During his visit, the initial disaster grants began to arrive in New Jersey and despite the money, Longo warned the mayors that rebuilding was not going to happen overnight — and that it was the mayors and elected officials who would bear the brunt of the anger, frustration and despair as residents tried to cope.

“Some of the mayors are finding out that it’s not the same thing as 9/11. It’s not like the mayor became a hero,” he said. “I’ve told people that you are the hero today, but people are going to point a finger at you and blame you as time goes on because they have no one else to point a finger at. We saw a lot of mayors not run again because of that.”

Longo particularly connected with Mayor Dina Long of Sea Bright, another 150-year-old shoreside town that was especially hard hit, being battered by 10-foot storm surges and mountains of sand that tossed boats and buildings. From a 10-hour-a-week volunteer job as mayor, Long began working 80-hour weeks to help residents and restore the town while also dealing with her own wrecked home, a full-time job as a community college English teacher, her husband and a 9-year-old son and fighting with her insurance company.

“She was dealing with all these things in her personal life and also making all these meetings with the people who had been hit, and she was really taking it on the chin,” Longo said.

Longo helped coach Long and other Jersey shore mayors about maneuvering through the maze of bureaucracy, grants and recovery requirements. Longo understood just how important that support is after a disaster. “We’re very appreciative of the help we got after Katrina,” he said. “We want to pay it forward.”

Despite the lessons of hurricanes Katrina and Sandy, the increase in severe weather and billions of dollars in losses in the United States to natural disasters, preparation, training and education for elected officials remains inconsistent.

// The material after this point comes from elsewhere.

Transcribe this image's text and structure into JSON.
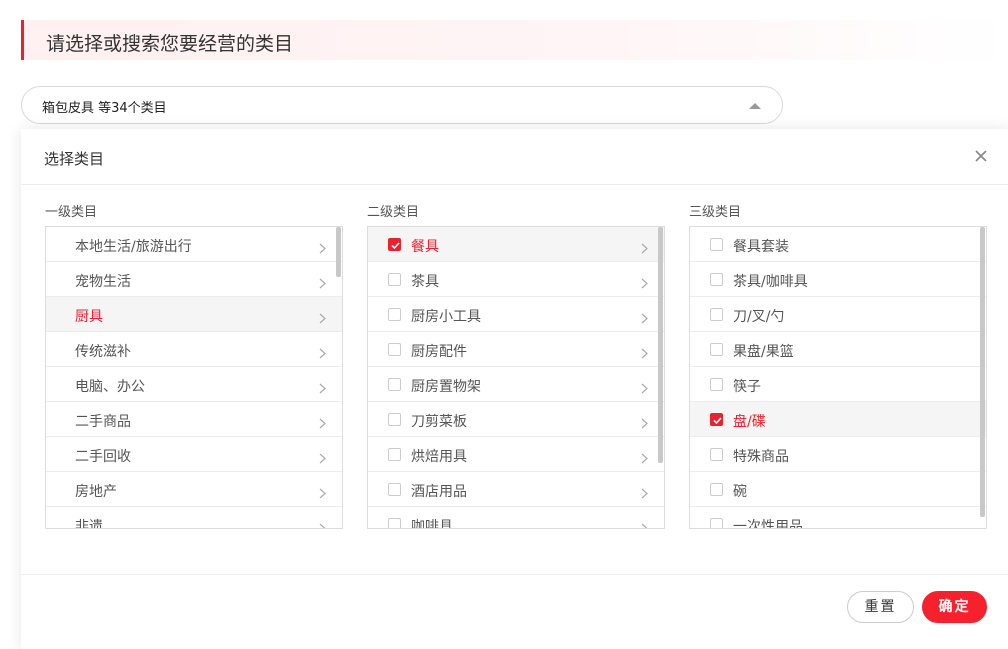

“Any elected official who doesn’t understand his role in an emergency is really doing himself and the public a disservice,” said Jim Madaffer, a former San Diego city councilman. “The public expects an elected official to have all the answers — certainly the media does.”

Absent a national standard for training elected officials, either in guide form as California has done or through academic or professional institutions, the kind of ad hoc peer-to-peer network set up by Koch after Hurricane Sandy could prove priceless.

“What is so apparent to anyone who has been in one of these events is that the disaster is just the beginning,” Koch said. “You’re going to need counsel for months and years to come. Having a trusted mentor who you can turn to at any time of the day or night, where no question is stupid or ignored, who has been through it before, is worth its weight in gold.”

An academic or institutional setting would allow the collective wisdom gained by elected officials to be passed on to their colleagues and successors regardless of political party or ideological background. More importantly, it would allow preparedness to become proactive, building resilience and a body of knowledge before the next disaster strikes.

Until government, academia and nonprofit institutions see the value of that kind of preparedness, the initiative of individuals like Koch and the mayors of the Mississippi coast will have to do.

David Silverberg was founding editor of
Homeland Security Today and had a long career as a Washington-based journalist.